Kenichi Yamaoka, a director at Mizuho Bank, pointed out that ways of restructuring in Japan have changed compared to the past.

“Back in the 1980s and 1990s, restructuring decisions were made by the government or from the top down, but now, companies are wishing to do it by themselves,” he said.

According to Yamaoka, Japanese companies were able to merge and cooperate with their rivals to strengthen their competitiveness.

“In Japan, restructuring is often made without backlash from labor unions,” said Woo Ki-hoon, an economics professor at Hankuk University of Foreign Studies.

The professor noted that it was possible in Japan because companies that went through restructuring had the financial capability to do so and were willing keep their employees, which allowed labor unions to cooperate with them.

However, others caution against using Japan as a model for Korea’s industries.

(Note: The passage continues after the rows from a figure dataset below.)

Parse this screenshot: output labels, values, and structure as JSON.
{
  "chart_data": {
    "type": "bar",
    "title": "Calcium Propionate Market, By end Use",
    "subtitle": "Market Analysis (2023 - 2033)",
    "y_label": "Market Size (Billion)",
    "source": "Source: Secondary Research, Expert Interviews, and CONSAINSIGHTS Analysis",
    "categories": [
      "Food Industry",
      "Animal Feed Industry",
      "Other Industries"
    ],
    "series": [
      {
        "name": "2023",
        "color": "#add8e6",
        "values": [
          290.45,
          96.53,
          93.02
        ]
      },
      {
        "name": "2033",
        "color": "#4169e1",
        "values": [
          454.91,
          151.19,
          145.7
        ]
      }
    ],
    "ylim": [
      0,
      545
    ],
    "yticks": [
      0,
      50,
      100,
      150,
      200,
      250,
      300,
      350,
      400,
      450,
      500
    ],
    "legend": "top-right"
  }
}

“Restructuring a whole industry might be dangerous, when it is done in the wrong way at the wrong time, since it can collapse all at once when just one of the companies goes off the rails,” said Sung Tae-yoon, an economics professor at Yonsei University.

“It is hard to predict and prepare for the future as the world is changing rapidly. I believe it is better to restructure companies individually rather than doing the whole industry at once.”

Lee Ji-pyong, a researcher at LG Economic Research Institute, also expressed similar concerns.

“Restructuring needs to get done very fast in order for it to actually have the expected positive impacts on the economy,” Lee said. “However, the Japanese model has weaknesses since it took a longer period of time to complete restructuring. Japanese companies that underwent restructuring didn’t hire new employees in order to hold on to their existing workforce. This type of method won’t be as effective enough to have big changes.

“Furthermore, some social issues such as high youth unemployment might worsen if companies cut down on their new hiring.”